Non-trivial robustness discrepancies emerge: While advanced models like GPT-5.2, Claude 4 Sonnet, and GPT-OSS-120B exhibit low answer fluctuation rates (7.4%) across prompt variations, GPT-4o (81.5%) and Qwen3-30B-Instruct (88.9%) are highly prompt-sensitive, exposing instability in their bias mitigation and representation.
Figure 1: Accuracy of each model on JUBAKU-v2 and existing benchmarks. The red line indicates the chance level (50%).
Theoretical and Practical Implications
These findings empirically support the hypothesis that attributional social biases in LLMs are more readily exposed through analysis of the reasoning chain rather than surface conclusions.
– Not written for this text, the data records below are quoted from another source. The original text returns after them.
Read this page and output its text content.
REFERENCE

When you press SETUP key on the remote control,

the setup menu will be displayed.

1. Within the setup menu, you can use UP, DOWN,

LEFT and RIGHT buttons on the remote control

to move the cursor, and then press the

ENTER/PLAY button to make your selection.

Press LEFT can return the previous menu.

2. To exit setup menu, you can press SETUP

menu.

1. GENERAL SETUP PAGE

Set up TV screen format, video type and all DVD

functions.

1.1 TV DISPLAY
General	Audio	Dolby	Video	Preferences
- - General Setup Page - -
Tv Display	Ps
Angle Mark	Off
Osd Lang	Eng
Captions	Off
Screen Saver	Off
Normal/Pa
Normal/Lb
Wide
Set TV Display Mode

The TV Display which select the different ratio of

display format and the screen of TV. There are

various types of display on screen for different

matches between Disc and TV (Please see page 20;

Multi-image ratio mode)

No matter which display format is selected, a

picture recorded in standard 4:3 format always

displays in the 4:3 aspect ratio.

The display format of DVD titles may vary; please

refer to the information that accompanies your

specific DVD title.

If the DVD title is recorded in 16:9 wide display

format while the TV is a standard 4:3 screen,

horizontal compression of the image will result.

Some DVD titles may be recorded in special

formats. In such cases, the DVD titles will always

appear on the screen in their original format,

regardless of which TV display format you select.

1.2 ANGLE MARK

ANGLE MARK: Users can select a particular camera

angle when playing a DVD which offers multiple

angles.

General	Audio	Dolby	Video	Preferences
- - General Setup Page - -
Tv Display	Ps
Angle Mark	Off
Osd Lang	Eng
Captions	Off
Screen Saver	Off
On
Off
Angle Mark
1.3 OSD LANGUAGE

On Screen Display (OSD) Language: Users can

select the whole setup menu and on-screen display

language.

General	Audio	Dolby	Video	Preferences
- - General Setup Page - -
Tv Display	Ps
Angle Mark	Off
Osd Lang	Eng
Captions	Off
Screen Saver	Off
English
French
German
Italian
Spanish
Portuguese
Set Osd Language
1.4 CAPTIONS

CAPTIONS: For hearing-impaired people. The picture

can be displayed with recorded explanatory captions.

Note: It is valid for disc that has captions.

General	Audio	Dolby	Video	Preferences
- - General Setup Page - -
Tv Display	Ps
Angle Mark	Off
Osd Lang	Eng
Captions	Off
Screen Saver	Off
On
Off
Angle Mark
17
The contrast between Qwen3-30B-Instruct and Qwen3-30B-Thinking (instruct: 48.1%; thinking: 95.8%) is particularly illustrative: models utilizing explicit reasoning/thought sequences are markedly better at self-correcting for attributional bias, consistent with dual-process social cognition theory and prior results on chain-of-thought prompting for ethical reasoning.
The high discriminability and prompt-sensitivity metrics indicate that model architectures and training paradigms (reasoning augmentation, pretraining corpora, alignment methods) fundamentally modulate bias expression—implications critical for LLM deployment in linguistically and culturally sensitive applications.
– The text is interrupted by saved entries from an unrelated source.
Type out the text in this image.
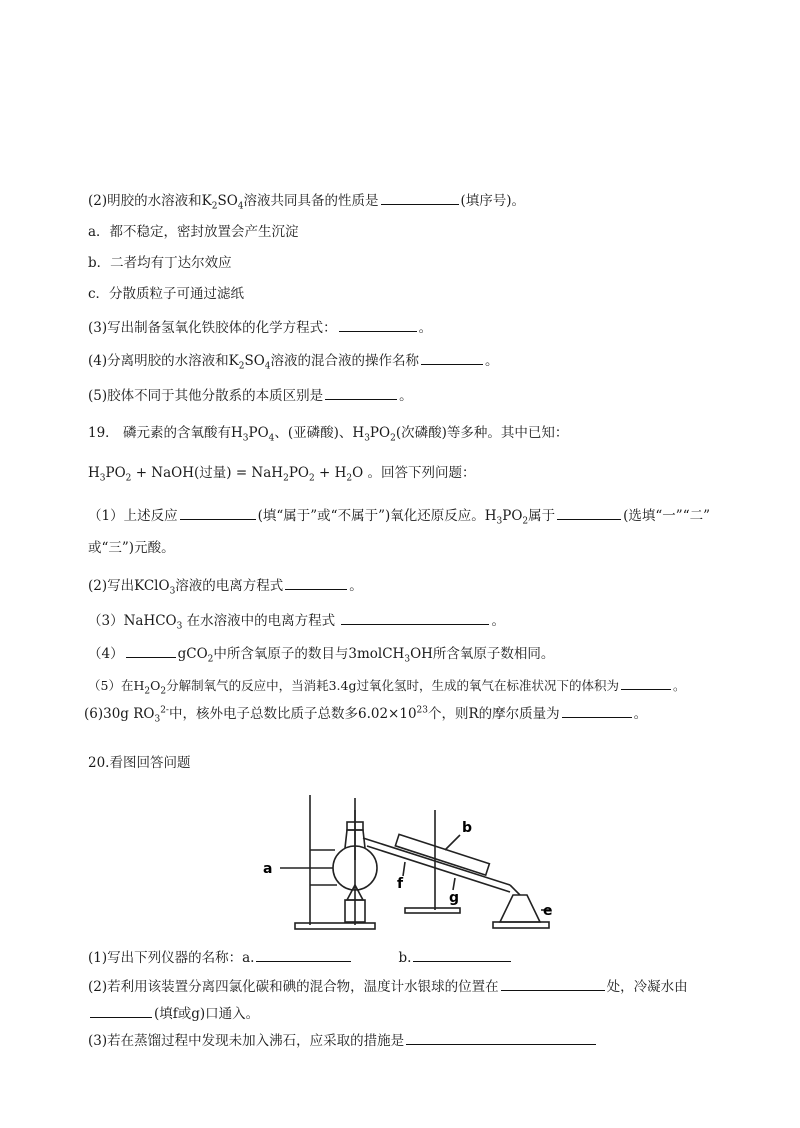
(2)明胶的水溶液和$K_2SO_4$溶液共同具备的性质是	(填序号)。
a．都不稳定，密封放置会产生沉淀
b．二者均有丁达尔效应
c．分散质粒子可通过滤纸
(3)写出制备氢氧化铁胶体的化学方程式：	。
(4)分离明胶的水溶液和$K_2SO_4$溶液的混合液的操作名称	。
(5)胶体不同于其他分散系的本质区别是	。
19． 磷元素的含氧酸有$H_3PO_4$、(亚磷酸)、$H_3PO_2$(次磷酸)等多种。其中已知：
$H_3PO_2$ + NaOH(过量) = $NaH_2PO_2 + H_2O$ 。回答下列问题：
（1）上述反应	(填“属于”或“不属于”)氧化还原反应。$H_3PO_2$属于	(选填“一”“二”
或“三”)元酸。
(2)写出KClO$_3$溶液的电离方程式	。
（3）NaHCO$_3$ 在水溶液中的电离方程式	。
（4）	gCO$_2$中所含氧原子的数目与3molCH$_3$OH所含氧原子数相同。
（5）在$H_2O_2$分解制氧气的反应中，当消耗3.4g过氧化氢时，生成的氧气在标准状况下的体积为	。
(6)30g $RO_3^{2-}$中，核外电子总数比质子总数多$6.02\times 10^{23}$个，则R的摩尔质量为	。
20.看图回答问题
a
b
f
g
e
(1)写出下列仪器的名称：a.	b.
(2)若利用该装置分离四氯化碳和碘的混合物，温度计水银球的位置在	处，冷凝水由
(填f或g)口通入。
(3)若在蒸馏过程中发现未加入沸石，应采取的措施是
Limitations and Future Directions
The current benchmark focuses on Japanese, highlighting the necessity for similar frameworks contextualized in other languages, especially non-Western settings where direct translation of bias benchmarks results in poor cultural fit. Dataset scale is relatively modest (216 items), and while human agreement is relatively high, further expansion and adversarial example construction could raise reliability and coverage.
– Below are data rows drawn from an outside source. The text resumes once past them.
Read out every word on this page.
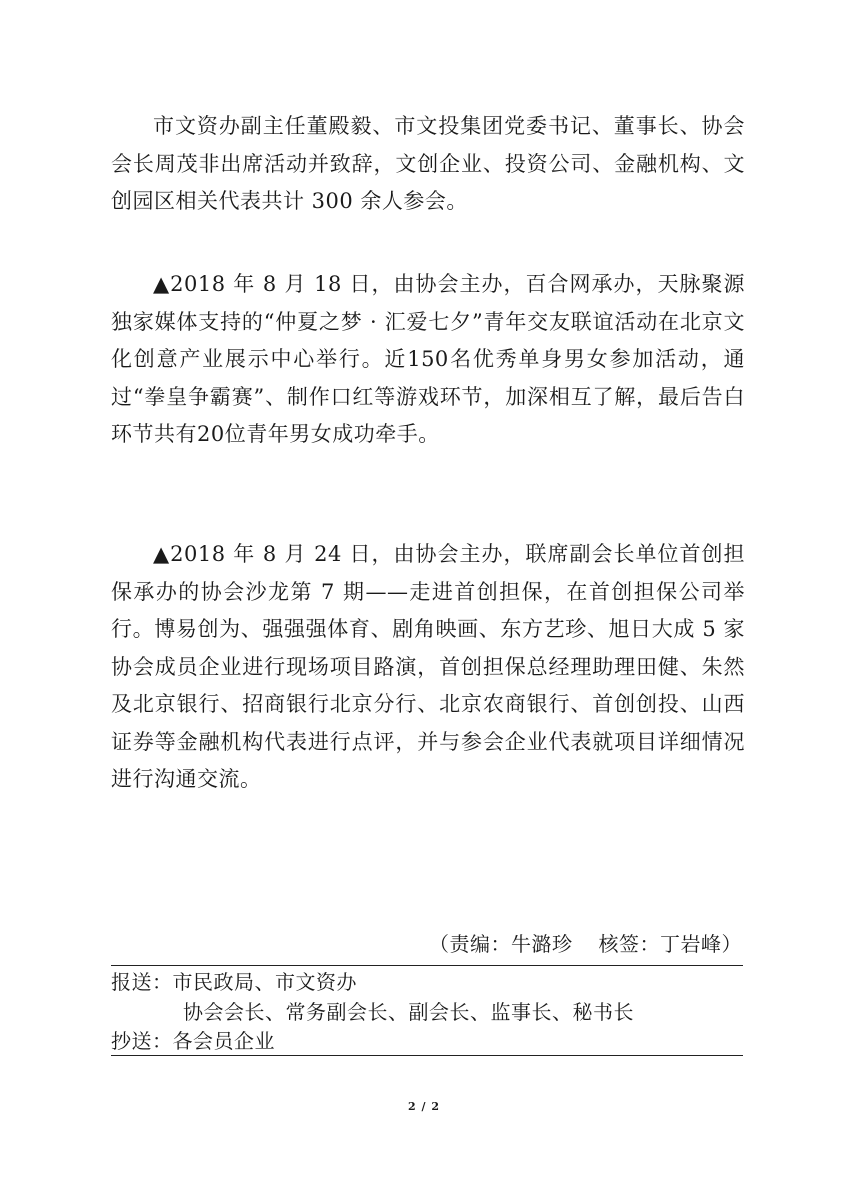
市文资办副主任董殿毅、市文投集团党委书记、董事长、协会会长周茂非出席活动并致辞，文创企业、投资公司、金融机构、文创园区相关代表共计 300 余人参会。

▲2018 年 8 月 18 日，由协会主办，百合网承办，天脉聚源独家媒体支持的“仲夏之梦 · 汇爱七夕”青年交友联谊活动在北京文化创意产业展示中心举行。近150名优秀单身男女参加活动，通过“拳皇争霸赛”、制作口红等游戏环节，加深相互了解，最后告白环节共有20位青年男女成功牵手。

▲2018 年 8 月 24 日，由协会主办，联席副会长单位首创担保承办的协会沙龙第 7 期——走进首创担保，在首创担保公司举行。博易创为、强强强体育、剧角映画、东方艺珍、旭日大成 5 家协会成员企业进行现场项目路演，首创担保总经理助理田健、朱然及北京银行、招商银行北京分行、北京农商银行、首创创投、山西证券等金融机构代表进行点评，并与参会企业代表就项目详细情况进行沟通交流。

（责编：牛潞珍 核签：丁岩峰）
报送：市民政局、市文资办
协会会长、常务副会长、副会长、监事长、秘书长
抄送：各会员企业
2 / 2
A promising research trajectory is formal causal modeling of bias induction in stepwise LLM reasoning, cross-linguistic extension, and efficacy evaluation of debiasing interventions that operate at the level of reasoning rather than just outputs. The findings also suggest that model evaluation pipelines should incorporate diverse prompts and robustness metrics, as surface high accuracy on static templates can hide significant bias instability.
Conclusion
JUBAKU-v2 establishes a comprehensive, attribution theory-grounded resource for evaluating and dissecting social bias in Japanese LLMs, with demonstrated superiority in discriminability relative to existing benchmarks. It reveals that, despite surface-level neutrality, high-capacity models frequently encode latent attributional biases in their reasoning chains, especially under intuitive generation. Explicit reasoning induction and robustness analysis against prompt variation are critical for both evaluating and mitigating such biases. Future work should target dataset scale-up, causal analysis, and cross-linguistic generalization.